In the first comparison, DEseq2 finds more up-regulated genes, whereas edgeR finds more down-regulated genes.
In the second comparison, barely one third of the deregulated genes are found by both methods.

Any idea for these discrepancies?
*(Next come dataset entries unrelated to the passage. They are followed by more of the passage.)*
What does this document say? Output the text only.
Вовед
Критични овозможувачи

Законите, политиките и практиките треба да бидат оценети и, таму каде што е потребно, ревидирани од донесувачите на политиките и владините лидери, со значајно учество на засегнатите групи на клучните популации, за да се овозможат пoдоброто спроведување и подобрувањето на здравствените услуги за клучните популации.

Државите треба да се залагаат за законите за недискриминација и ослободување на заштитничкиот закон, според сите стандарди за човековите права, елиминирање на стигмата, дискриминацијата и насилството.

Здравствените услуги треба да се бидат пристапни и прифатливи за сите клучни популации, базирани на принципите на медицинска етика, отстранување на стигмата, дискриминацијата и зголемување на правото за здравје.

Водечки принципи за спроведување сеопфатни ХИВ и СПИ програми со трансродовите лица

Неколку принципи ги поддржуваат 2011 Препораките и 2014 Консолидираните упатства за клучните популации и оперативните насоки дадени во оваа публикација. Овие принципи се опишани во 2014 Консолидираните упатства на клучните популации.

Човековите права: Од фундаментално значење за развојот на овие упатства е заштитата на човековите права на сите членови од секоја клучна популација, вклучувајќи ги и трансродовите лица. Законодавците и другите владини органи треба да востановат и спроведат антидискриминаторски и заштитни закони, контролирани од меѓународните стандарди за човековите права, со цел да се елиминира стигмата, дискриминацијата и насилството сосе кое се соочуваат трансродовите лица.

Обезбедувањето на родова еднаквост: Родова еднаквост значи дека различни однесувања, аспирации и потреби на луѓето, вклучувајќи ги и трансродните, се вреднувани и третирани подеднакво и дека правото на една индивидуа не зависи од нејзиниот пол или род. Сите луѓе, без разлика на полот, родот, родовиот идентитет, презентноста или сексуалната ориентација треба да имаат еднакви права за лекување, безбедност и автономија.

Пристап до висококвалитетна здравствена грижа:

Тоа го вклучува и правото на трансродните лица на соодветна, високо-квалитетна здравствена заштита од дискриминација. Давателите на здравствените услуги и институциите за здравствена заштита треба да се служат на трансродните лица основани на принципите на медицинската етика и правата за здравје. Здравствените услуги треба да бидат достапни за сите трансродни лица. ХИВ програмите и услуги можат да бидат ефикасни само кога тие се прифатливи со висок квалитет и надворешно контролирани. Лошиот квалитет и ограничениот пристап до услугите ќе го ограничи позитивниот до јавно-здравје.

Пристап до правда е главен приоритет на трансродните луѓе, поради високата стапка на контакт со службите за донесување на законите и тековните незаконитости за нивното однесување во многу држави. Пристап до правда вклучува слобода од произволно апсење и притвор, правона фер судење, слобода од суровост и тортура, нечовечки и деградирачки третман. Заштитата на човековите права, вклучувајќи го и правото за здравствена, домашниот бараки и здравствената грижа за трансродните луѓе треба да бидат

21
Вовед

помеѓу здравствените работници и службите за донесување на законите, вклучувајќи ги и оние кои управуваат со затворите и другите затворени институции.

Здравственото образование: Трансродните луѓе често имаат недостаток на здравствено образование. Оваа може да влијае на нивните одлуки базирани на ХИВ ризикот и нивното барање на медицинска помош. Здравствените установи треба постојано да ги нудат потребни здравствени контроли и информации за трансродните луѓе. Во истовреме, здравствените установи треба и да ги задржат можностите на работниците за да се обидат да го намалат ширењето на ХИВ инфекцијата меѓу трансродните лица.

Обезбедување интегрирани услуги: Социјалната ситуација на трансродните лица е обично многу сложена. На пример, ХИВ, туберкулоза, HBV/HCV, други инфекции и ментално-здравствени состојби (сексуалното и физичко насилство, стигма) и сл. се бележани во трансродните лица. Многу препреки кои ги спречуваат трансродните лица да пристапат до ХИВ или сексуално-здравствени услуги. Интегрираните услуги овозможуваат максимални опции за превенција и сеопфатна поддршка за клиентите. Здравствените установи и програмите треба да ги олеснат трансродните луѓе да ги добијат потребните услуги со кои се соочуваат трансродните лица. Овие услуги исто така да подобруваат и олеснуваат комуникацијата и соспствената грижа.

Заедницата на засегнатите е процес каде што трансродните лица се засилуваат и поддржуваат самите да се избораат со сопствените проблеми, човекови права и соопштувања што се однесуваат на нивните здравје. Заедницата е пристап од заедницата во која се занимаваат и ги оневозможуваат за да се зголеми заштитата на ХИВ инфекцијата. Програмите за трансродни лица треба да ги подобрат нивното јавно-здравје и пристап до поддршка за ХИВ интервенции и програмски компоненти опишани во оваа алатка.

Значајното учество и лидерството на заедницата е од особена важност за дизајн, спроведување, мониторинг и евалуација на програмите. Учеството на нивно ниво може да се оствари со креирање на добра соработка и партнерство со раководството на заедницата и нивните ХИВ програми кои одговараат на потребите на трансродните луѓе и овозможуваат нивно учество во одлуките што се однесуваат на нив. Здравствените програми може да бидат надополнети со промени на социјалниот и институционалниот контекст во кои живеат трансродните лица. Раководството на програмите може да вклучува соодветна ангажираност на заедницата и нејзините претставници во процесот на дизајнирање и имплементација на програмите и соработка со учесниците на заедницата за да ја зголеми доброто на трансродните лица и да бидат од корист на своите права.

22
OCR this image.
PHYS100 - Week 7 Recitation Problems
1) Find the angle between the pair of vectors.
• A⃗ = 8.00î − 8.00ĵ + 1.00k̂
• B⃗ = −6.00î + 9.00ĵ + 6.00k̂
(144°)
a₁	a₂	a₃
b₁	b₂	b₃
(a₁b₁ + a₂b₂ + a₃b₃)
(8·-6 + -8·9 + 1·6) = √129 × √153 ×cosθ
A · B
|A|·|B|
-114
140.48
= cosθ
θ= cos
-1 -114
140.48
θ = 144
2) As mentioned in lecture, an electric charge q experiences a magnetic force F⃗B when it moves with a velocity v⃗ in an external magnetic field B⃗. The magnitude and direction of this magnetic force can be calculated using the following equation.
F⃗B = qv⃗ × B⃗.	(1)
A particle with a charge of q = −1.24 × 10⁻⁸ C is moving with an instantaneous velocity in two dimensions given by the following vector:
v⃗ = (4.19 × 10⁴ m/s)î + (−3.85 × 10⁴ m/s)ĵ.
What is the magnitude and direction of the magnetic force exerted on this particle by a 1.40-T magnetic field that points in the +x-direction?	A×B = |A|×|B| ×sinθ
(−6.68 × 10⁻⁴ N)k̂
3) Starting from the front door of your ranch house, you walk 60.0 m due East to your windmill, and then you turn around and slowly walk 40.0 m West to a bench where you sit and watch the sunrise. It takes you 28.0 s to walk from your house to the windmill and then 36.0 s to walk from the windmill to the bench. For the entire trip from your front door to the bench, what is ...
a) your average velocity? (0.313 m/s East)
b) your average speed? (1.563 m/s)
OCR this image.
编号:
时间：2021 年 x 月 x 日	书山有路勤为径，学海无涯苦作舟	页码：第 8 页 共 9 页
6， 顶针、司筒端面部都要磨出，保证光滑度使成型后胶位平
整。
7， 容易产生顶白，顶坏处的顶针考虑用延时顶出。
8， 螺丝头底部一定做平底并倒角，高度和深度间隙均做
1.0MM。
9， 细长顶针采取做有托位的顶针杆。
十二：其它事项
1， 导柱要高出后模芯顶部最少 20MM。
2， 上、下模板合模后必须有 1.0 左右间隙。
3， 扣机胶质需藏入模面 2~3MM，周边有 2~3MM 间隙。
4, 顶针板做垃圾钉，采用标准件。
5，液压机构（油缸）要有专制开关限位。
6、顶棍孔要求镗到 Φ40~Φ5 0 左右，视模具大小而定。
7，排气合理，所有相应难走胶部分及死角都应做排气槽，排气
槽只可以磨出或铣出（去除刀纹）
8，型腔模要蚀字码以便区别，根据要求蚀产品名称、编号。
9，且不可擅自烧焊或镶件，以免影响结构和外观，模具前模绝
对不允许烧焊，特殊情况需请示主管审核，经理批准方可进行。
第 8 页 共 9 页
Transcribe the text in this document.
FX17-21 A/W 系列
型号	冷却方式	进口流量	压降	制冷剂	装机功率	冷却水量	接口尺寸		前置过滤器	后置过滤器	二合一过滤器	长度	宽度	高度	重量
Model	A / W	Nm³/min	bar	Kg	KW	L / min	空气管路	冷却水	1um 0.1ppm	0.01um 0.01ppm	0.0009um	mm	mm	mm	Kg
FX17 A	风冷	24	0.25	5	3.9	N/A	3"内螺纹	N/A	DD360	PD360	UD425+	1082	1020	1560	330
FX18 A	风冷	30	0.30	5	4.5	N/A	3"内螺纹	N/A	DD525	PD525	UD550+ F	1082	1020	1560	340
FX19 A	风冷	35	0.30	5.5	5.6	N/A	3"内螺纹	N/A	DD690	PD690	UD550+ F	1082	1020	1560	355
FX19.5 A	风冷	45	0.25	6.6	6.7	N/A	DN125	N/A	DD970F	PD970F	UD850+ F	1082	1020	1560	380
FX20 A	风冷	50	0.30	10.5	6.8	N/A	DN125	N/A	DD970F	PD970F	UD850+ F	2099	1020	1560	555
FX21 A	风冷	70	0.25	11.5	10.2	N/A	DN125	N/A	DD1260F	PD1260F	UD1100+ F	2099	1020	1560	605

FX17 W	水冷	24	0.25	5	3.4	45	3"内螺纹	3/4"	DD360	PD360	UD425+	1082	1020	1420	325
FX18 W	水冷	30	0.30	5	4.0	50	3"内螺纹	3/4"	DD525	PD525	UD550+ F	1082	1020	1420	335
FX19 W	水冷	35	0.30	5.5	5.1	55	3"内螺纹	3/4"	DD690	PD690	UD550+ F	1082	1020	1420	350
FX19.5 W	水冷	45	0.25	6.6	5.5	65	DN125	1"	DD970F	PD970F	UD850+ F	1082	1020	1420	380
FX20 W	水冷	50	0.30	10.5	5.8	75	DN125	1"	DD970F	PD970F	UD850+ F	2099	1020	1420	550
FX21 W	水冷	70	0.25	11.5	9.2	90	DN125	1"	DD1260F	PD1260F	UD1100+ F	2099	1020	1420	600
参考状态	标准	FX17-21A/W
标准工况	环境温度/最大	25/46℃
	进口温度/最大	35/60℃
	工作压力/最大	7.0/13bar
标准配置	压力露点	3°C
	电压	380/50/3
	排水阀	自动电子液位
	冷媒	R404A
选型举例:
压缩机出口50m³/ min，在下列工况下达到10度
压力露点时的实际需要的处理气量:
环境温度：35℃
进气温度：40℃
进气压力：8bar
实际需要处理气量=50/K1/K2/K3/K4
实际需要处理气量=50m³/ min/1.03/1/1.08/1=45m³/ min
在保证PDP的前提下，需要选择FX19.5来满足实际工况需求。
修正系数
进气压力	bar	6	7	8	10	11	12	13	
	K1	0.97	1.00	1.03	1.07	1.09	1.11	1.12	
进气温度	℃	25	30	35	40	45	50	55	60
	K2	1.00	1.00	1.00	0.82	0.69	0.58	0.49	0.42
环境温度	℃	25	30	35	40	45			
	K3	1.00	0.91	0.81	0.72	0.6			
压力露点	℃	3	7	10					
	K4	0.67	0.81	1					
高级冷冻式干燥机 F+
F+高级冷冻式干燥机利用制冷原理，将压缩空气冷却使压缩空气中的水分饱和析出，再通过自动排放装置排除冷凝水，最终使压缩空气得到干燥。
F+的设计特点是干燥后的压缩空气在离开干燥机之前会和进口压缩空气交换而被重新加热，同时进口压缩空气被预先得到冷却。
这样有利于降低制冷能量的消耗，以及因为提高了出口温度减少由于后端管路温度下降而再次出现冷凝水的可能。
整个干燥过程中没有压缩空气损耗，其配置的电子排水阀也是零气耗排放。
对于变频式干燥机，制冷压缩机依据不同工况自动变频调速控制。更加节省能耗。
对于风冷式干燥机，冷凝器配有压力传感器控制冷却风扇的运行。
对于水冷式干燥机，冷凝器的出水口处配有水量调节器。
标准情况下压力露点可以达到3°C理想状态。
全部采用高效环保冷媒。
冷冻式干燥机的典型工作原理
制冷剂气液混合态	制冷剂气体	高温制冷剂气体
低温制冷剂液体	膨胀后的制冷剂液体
What do you think about these results?
I can provide the code I used for more details.

Thank you in advance for your help,
Jane

deseq2 edgeR differential gene expression • 6.2k views

ADD COMMENT • link updated 9.5 years ago by Aaron Lun ★ 29k • written 9.5 years ago by Jane Merlevede ▴ 90

0

Entering edit mode

Put some code in your post to show how you ran each of the two analyses.

ADD REPLY • link 9.5 years ago Aaron Lun ★ 29k

0

Entering edit mode

Sure, here is the DESeq2 code for the first analysis:

library("DESeq2")

#####################################
### Creating CountDataSet object  ###
#####################################
Nom=c("PatientCellLine_ARN_COM","PatientCellLine_ARN_GAN","PatientCellLine_ARN_GEN","PatientCellLine_ARN_GRA","PatientCellLine_ARN_KOR","PatientCellLine_ARN_LEV","PatientCellLine_ARN_PAR","PatientCellLine_ARN_POP","PatientCellLine_ARN_RIP","PatientCellLine_ARN_SAU","PatientCellLine_ARN_SEG","PatientCellLine_ARN_SEV","Ctrl3_ARN_3","Ctr_ARN_2","Ctr_ARN_3")
Status=c("PatientCellLine", "PatientCellLine","PatientCellLine", "PatientCellLine", "PatientCellLine","PatientCellLine", "PatientCellLine", "PatientCellLine", "PatientCellLine","PatientCellLine", "PatientCellLine", "PatientCellLine", "Ctrl", "Ctrl", "Ctrl")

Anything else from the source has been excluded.